RIYADH, (AFP) — Palestinian president Mahmud Abbas held talks on Friday with King Abdullah that focused on the stalled peace process with Israel, the official Saudi news agency SPA reported.
They discussed “developments in the Palestinian issue and efforts exerted to put the peace process back on the right path,” it said.
The two leaders also discussed the “need for the international community to assume responsibility to achieve a just and comprehensive peace that would guarantee the Palestinian people’s right to establish its independent state on its national soil, with Jerusalem as a capital,” it added.
Abbas left Riyadh on Friday afternoon, the agency added.
A Palestinian diplomat in Riyadh told AFP Thursday that Abbas’s visit “comes at a critical stage in the negotiations between the Palestinians and the Israelis.”

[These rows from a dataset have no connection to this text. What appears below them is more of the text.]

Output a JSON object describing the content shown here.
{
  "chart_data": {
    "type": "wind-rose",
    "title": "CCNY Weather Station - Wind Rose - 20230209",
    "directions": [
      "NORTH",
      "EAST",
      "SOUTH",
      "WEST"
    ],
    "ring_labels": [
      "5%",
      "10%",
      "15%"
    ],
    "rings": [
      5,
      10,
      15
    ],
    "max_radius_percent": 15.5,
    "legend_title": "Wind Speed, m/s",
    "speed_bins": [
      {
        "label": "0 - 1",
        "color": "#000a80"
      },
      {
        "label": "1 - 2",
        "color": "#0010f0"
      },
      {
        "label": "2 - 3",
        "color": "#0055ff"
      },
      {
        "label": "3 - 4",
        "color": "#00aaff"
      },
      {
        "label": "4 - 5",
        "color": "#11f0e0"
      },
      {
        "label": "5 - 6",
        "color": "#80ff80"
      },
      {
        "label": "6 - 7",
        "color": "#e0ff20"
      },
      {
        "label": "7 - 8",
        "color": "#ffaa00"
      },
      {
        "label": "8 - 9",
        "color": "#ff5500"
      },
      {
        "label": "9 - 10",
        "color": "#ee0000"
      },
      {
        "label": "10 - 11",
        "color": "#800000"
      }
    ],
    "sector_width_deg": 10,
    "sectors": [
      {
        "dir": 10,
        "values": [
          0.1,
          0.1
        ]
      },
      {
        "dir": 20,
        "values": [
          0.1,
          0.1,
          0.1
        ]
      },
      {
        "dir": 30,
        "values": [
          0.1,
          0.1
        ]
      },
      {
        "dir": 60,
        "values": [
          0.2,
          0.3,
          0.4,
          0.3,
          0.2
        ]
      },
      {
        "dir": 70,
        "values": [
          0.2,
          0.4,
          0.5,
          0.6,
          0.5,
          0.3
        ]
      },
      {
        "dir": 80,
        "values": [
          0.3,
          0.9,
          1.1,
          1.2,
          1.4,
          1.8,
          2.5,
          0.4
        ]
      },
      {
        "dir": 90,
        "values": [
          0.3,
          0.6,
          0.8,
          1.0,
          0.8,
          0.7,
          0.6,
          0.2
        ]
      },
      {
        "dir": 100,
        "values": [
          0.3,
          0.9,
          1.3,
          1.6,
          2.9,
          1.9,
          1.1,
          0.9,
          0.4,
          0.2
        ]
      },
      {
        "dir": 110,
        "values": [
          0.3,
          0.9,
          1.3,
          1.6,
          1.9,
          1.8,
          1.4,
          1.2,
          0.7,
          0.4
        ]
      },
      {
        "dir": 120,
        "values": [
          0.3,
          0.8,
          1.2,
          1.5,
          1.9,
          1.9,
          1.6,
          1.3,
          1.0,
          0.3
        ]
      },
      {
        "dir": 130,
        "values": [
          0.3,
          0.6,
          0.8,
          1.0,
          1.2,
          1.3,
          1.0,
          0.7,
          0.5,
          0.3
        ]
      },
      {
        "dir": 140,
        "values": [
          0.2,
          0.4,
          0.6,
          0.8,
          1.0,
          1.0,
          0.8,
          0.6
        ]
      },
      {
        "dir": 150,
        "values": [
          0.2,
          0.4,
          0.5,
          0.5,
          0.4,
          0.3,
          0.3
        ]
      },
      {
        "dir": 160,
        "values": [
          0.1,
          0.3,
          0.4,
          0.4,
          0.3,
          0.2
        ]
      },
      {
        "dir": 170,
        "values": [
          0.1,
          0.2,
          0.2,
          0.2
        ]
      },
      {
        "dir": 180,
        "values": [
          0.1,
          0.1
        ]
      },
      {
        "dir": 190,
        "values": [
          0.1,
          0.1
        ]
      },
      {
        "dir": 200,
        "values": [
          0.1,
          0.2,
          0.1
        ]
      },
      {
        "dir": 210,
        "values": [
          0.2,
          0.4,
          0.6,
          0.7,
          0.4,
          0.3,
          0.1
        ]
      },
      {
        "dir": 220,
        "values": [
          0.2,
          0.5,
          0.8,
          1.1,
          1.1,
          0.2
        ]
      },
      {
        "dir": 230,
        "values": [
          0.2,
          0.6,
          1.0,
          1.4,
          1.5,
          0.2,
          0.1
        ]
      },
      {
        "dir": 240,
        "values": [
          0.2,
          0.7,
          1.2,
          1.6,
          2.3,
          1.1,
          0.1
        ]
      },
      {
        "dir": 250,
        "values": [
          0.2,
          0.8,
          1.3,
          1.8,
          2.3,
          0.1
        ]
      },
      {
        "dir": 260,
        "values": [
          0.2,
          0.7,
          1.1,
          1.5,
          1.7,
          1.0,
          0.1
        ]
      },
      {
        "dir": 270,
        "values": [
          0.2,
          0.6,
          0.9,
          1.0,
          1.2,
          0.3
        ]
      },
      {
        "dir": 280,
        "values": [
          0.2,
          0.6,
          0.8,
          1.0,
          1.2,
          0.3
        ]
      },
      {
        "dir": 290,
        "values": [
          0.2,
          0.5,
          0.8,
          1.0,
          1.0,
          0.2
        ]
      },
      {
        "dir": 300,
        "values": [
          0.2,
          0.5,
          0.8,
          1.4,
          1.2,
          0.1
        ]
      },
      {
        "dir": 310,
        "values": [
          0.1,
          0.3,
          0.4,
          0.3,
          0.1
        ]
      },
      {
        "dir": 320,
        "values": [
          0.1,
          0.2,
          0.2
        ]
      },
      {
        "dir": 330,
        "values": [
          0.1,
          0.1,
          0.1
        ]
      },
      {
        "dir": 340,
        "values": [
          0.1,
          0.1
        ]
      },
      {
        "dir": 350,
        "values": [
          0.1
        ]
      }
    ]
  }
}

The diplomat pointed to Israel’s refusal to extend a moratorium on Jewish settlement expansion in the occupied West Bank and east Jerusalem that expired on September 26.
On October 9, foreign ministers of the Arab League, in which Saudi Arabia plays a leading role, said they would wait one more month to see if the direct peace talks can be restarted.
Since the settlement moratorium ended, Jewish settlers have begun building at least 600 homes, a pace four times faster than before the freeze began last year, the Israeli activist group Peace Now said on Thursday.